About 40 current and former detainees have provided sworn statements detailing what they perceived as abusive treatment by Amin, and more have shared similar accounts with immigration lawyers, said Azadeh Shahshahani, legal director of Project South, an Atlanta-based advocacy group that is working on the lawsuit.

“Filing the whistleblower complaint opened the door for more and more women to come forward from all over the world,” Shahshahani said in an interview. “There’s no telling how many people suffered medical abuse while at Irwin.”

U.S. Immigration and Customs Enforcement, which uses the Irwin County facility to hold undocumented immigrants awaiting deportation, has not responded to the lawsuit. The agency’s inspector general is investigating medical care at Irwin, as are federal law-enforcement officials and members of Congress.

Amin’s lawyer, Scott Grubman, did not respond to a request for comment on Tuesday. Grubman has previously denied wrongdoing by Amin, saying the physician performed only medically necessary procedures and only with patients’ consent.

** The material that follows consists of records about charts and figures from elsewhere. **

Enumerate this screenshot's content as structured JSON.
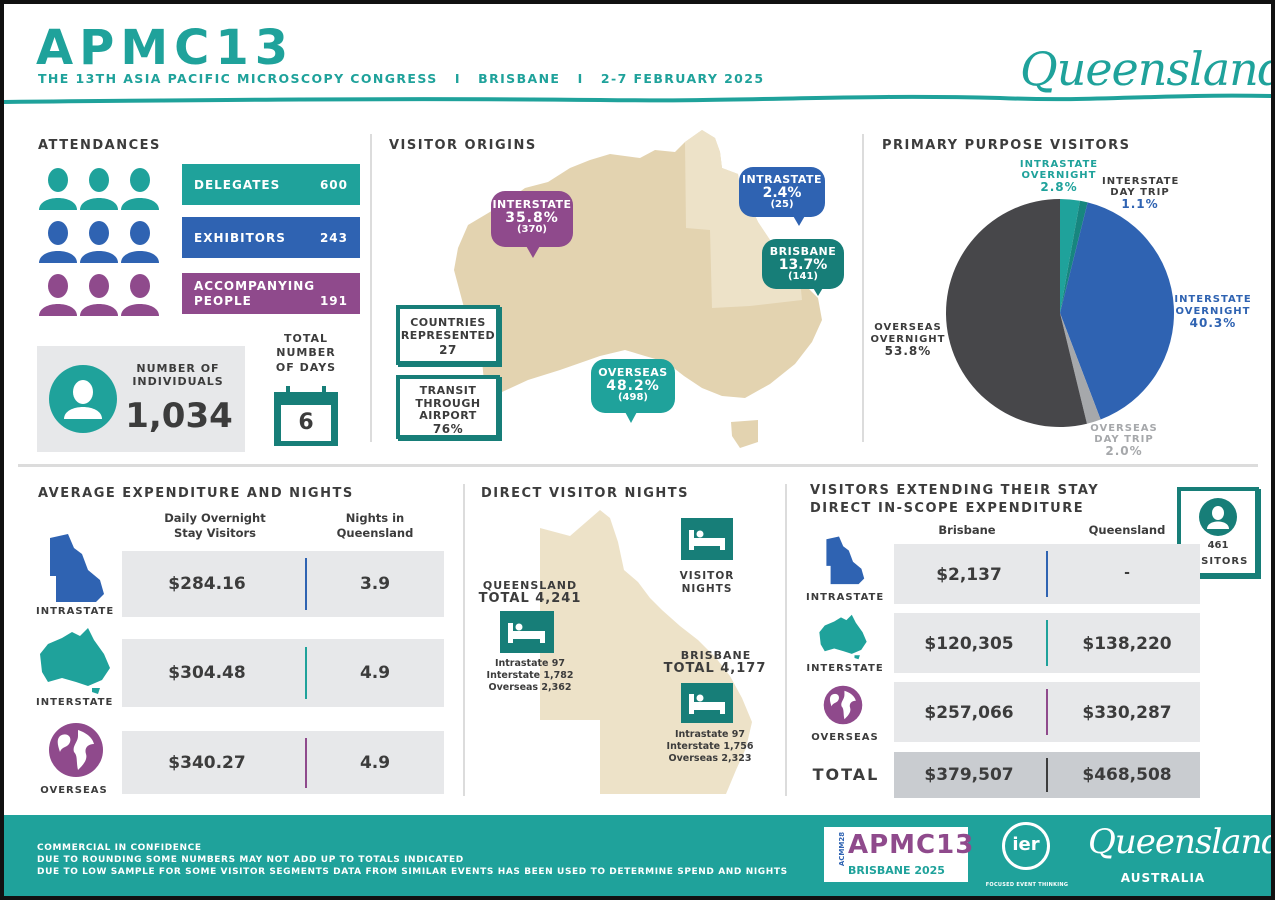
{
  "header": {
    "title": "APMC13",
    "subtitle": "THE 13TH ASIA PACIFIC MICROSCOPY CONGRESS   I   BRISBANE   I   2-7 FEBRUARY 2025",
    "brand": "Queensland"
  },
  "colors": {
    "teal": "#1fa29b",
    "blue": "#2f63b2",
    "purple": "#8f4a8c",
    "dark": "#3c3c3c",
    "grey": "#a6a8ab",
    "sand": "#e3d3b0",
    "sand_light": "#ede2c8"
  },
  "attendances": {
    "title": "ATTENDANCES",
    "rows": [
      {
        "label": "DELEGATES",
        "value": "600"
      },
      {
        "label": "EXHIBITORS",
        "value": "243"
      },
      {
        "label": "ACCOMPANYING PEOPLE",
        "value": "191"
      }
    ],
    "individuals_label": "NUMBER OF INDIVIDUALS",
    "individuals_value": "1,034",
    "days_label": "TOTAL NUMBER OF DAYS",
    "days_value": "6"
  },
  "visitor_origins": {
    "title": "VISITOR ORIGINS",
    "interstate": {
      "label": "INTERSTATE",
      "pct": "35.8%",
      "count": "(370)"
    },
    "intrastate": {
      "label": "INTRASTATE",
      "pct": "2.4%",
      "count": "(25)"
    },
    "brisbane": {
      "label": "BRISBANE",
      "pct": "13.7%",
      "count": "(141)"
    },
    "overseas": {
      "label": "OVERSEAS",
      "pct": "48.2%",
      "count": "(498)"
    },
    "countries_label": "COUNTRIES REPRESENTED",
    "countries_value": "27",
    "transit_label": "TRANSIT THROUGH AIRPORT",
    "transit_value": "76%"
  },
  "chart_data": {
    "type": "pie",
    "title": "PRIMARY PURPOSE VISITORS",
    "slices": [
      {
        "label": "INTRASTATE OVERNIGHT",
        "value": 2.8,
        "display": "2.8%",
        "color": "#1fa29b"
      },
      {
        "label": "INTERSTATE DAY TRIP",
        "value": 1.1,
        "display": "1.1%",
        "color": "#17867f"
      },
      {
        "label": "INTERSTATE OVERNIGHT",
        "value": 40.3,
        "display": "40.3%",
        "color": "#2f63b2"
      },
      {
        "label": "OVERSEAS DAY TRIP",
        "value": 2.0,
        "display": "2.0%",
        "color": "#a6a8ab"
      },
      {
        "label": "OVERSEAS OVERNIGHT",
        "value": 53.8,
        "display": "53.8%",
        "color": "#47474a"
      }
    ]
  },
  "expenditure": {
    "title": "AVERAGE EXPENDITURE AND NIGHTS",
    "col1": "Daily Overnight Stay Visitors",
    "col2": "Nights in Queensland",
    "rows": [
      {
        "label": "INTRASTATE",
        "spend": "$284.16",
        "nights": "3.9"
      },
      {
        "label": "INTERSTATE",
        "spend": "$304.48",
        "nights": "4.9"
      },
      {
        "label": "OVERSEAS",
        "spend": "$340.27",
        "nights": "4.9"
      }
    ]
  },
  "nights": {
    "title": "DIRECT VISITOR NIGHTS",
    "legend": "VISITOR NIGHTS",
    "qld_label": "QUEENSLAND",
    "qld_total": "TOTAL 4,241",
    "qld_lines": [
      "Intrastate 97",
      "Interstate 1,782",
      "Overseas 2,362"
    ],
    "bne_label": "BRISBANE",
    "bne_total": "TOTAL 4,177",
    "bne_lines": [
      "Intrastate 97",
      "Interstate 1,756",
      "Overseas 2,323"
    ]
  },
  "extending": {
    "title": "VISITORS EXTENDING THEIR STAY DIRECT IN-SCOPE EXPENDITURE",
    "col1": "Brisbane",
    "col2": "Queensland",
    "badge_value": "461",
    "badge_label": "VISITORS",
    "rows": [
      {
        "label": "INTRASTATE",
        "brisbane": "$2,137",
        "queensland": "-"
      },
      {
        "label": "INTERSTATE",
        "brisbane": "$120,305",
        "queensland": "$138,220"
      },
      {
        "label": "OVERSEAS",
        "brisbane": "$257,066",
        "queensland": "$330,287"
      }
    ],
    "total_label": "TOTAL",
    "total_brisbane": "$379,507",
    "total_queensland": "$468,508"
  },
  "footer": {
    "lines": [
      "COMMERCIAL IN CONFIDENCE",
      "DUE TO ROUNDING SOME NUMBERS MAY NOT ADD UP TO TOTALS INDICATED",
      "DUE TO LOW SAMPLE FOR SOME VISITOR SEGMENTS DATA FROM SIMILAR EVENTS HAS BEEN USED TO DETERMINE SPEND AND NIGHTS"
    ],
    "logo1_main": "APMC13",
    "logo1_side": "ACMM28",
    "logo1_sub": "BRISBANE 2025",
    "logo2": "ier",
    "logo2_sub": "FOCUSED EVENT THINKING",
    "logo3": "Queensland",
    "logo3_sub": "AUSTRALIA"
  }
}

But in graphic, excruciating detail, lawyers for the detainees portrayed medical examinations and procedures as assaults that traumatized many of the women, particularly those with a history of sexual abuse. One woman said being treated by Amin was like “being raped again.”

Jaromy Floriano Navarro, a 28-year-old Mexican national detained at Irwin for almost a year, was taken to Amin after complaining of heavy menstrual cramps. During the examination, according to court papers, Amin “rested one hand on her knee while he inspected her vaginal area and inside her body. … He would switch between inserting his fingers and inserting an ultrasound wand inside her body.”

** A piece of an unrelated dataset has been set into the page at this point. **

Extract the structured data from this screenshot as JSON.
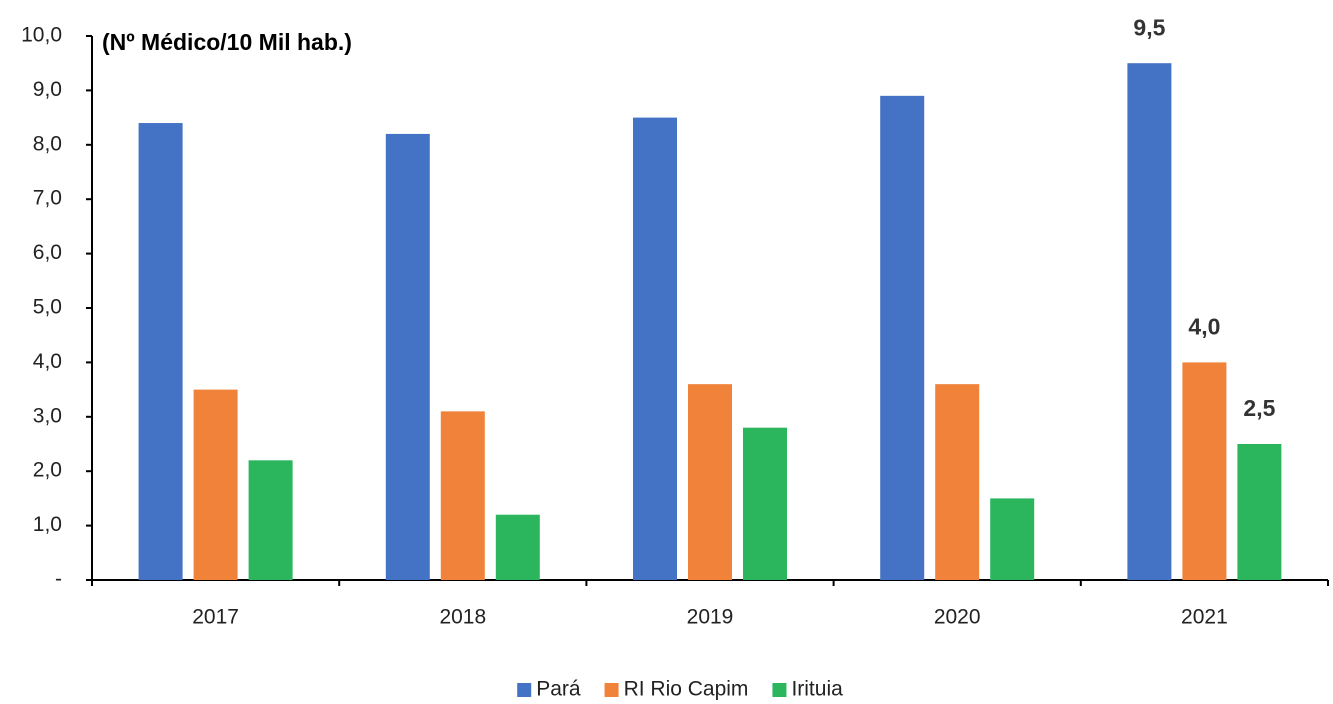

Amin told Floriano Navarro she needed a minor procedure to drain an ovarian cyst. Only later, as nurses prepared her for surgery in the Irwin County Hospital, Floriano Navarro learned that Amin was about to perform a hysterectomy instead, the suit alleges. The surgery was called off when Floriano Navarro tested positive for COVID-19. During a later appointment with the doctor, according to court papers, Amin “berated” her for resisting the hysterectomy.

When Floriano Navarro returned to the detention center, guards demanded to know whether she had been among the women cited in the whistleblower complaint, according to court papers. She acknowledged she was — and was deported less than 24 hours later. She is in Mexico now, separated from her children in the United States.

Other detainees said guards placed them in solitary confinement after they complained about Amin. Some said that after they underwent Amin’s procedures, the detention center refused to furnish supplies to prevent infection of their surgical incisions. One woman had a staph infection and a yeast infection when she was deported days after Amin performed surgery, according to court papers, and another woman who experienced heavy vaginal bleeding after seeing Amin said a guard refused to replace her soiled underpants.

Last month, a federal judge ordered immigration officials to stop deporting women from Irwin who are cooperating with law-enforcement or congressional investigators.

Immigration advocates, who have called for shutting down the detention center, hope to find a receptive audience in President-elect Joe Biden’s administration. Shahshahani said the sheer number of women who have reported medical abuse should make a convincing argument.

“The whole picture is really disturbing,” she said. “It pains me to know there could be many more women out there in all parts of the world who will never be able to speak out about what happened to them.”